Greta si accorse che qualcuno stava venendo nella loro direzione e, perciò, avvertì il compagno, perso nei suoi mille, velocissimi, pensieri.
Sascha si voltò e si ritrovò un nazista davanti.
«Tutto bene qui?» domandò, stranito, il soldato.
«Sì. Tutto bene» rispose Sascha, mentre vide Greta coprirsi dietro di lui. «Va a farti un giro» aggiunse con tono scontroso.
Il soldato, come caduto sotto ipnosi, obbedì e si allontanò.
«Ti vedo turbato» disse Greta appena furono di nuovo soli.
Sascha non si voltò verso la ragazza, rimase fermo a guardare altri malcapitati che gli passarono davanti agli occhi.
«Scusami, è che sono convinto che non sia stata una buona idea venire qui.»
«Capisco come ti senti, è straziante vedere tutto ciò, persone trattate come schiave, è orribile.»
Sascha staccò finalmente gli occhi da loro e ritornò sulla ricerca.
«Tu potresti salvarli tutti?
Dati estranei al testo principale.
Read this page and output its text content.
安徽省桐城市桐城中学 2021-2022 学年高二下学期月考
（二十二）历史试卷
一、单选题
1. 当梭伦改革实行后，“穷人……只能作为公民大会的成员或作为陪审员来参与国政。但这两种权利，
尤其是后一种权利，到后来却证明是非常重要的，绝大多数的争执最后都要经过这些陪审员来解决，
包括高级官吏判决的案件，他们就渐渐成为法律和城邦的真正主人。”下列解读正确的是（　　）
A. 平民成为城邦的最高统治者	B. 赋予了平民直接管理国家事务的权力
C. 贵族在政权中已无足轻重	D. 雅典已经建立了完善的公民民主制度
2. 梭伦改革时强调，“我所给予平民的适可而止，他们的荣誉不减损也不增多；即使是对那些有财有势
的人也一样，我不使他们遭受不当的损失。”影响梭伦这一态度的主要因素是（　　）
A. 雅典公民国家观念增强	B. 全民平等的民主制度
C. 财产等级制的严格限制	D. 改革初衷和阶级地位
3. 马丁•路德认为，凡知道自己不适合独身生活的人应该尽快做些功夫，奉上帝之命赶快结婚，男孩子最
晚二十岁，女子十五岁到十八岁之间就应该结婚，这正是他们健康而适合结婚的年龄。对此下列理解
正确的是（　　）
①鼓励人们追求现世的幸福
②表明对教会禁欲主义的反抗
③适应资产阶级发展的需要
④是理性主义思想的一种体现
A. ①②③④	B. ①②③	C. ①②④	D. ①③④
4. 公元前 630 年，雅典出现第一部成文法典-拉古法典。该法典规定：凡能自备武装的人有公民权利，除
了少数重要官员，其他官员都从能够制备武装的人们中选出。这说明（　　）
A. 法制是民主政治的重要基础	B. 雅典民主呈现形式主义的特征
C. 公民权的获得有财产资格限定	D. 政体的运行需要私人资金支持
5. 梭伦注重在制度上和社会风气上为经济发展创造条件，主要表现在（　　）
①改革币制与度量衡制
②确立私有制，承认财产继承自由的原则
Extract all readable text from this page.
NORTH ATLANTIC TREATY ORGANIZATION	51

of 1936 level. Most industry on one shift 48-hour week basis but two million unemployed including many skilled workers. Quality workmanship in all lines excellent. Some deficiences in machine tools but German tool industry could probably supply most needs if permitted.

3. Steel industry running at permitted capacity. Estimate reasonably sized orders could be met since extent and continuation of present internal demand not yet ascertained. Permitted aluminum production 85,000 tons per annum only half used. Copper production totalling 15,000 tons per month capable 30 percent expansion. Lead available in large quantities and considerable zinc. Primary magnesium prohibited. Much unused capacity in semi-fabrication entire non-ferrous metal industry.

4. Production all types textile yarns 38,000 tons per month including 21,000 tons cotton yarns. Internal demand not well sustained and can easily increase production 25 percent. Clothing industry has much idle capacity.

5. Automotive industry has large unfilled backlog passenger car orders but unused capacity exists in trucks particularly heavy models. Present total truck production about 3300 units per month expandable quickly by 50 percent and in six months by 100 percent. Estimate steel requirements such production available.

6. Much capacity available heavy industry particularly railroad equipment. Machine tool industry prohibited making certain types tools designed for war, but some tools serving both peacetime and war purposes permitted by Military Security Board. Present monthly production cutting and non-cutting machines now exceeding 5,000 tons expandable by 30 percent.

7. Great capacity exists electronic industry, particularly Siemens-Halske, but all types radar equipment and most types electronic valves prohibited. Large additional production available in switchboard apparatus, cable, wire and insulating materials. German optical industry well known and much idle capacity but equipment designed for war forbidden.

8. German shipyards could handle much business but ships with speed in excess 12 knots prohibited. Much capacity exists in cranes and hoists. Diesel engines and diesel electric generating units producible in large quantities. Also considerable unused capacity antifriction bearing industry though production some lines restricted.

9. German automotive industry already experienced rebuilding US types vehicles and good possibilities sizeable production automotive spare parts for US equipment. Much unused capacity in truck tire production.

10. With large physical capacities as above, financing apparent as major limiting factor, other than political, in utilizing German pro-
Potremmo…»
«No» rispose secco il ragazzo, notando il viso di Greta, la sua espressione sorpresa, davanti alla sua decisa negazione.
«Non adesso» rimediò subito. «Non siamo pronti, finiremo solo per fare più casini. Ma un giorno, sappi, che tutto questo finirà.»
“Finirà?” pensò tra sé il ragazzo ricordando, come giusto che sia, che finita questa guerra ne sarebbero iniziate tante altre.
La guerra fredda, le Coree, il Vietnam. Gli americani con la loro “democrazia” credendosi i padroni del mondo e i litigi con qualsiasi paese, il terrorismo, guerre civili ovunque, Israele e i suoi continui crimini contro l’umanità.
“Cose che potrei risolvere con i miei poteri.”
Perso nei suoi pensieri, Sascha camminò, dimenticandosi della persona che era al suo fianco.
«Sascha?» Greta non lo trovò più.
Fece un respiro profondo, deglutì e prese coraggio ad avventurarsi da sola per il campo.
Setacciò una buona zona, iniziando a capire meglio ciò che accadeva veramente in quel posto.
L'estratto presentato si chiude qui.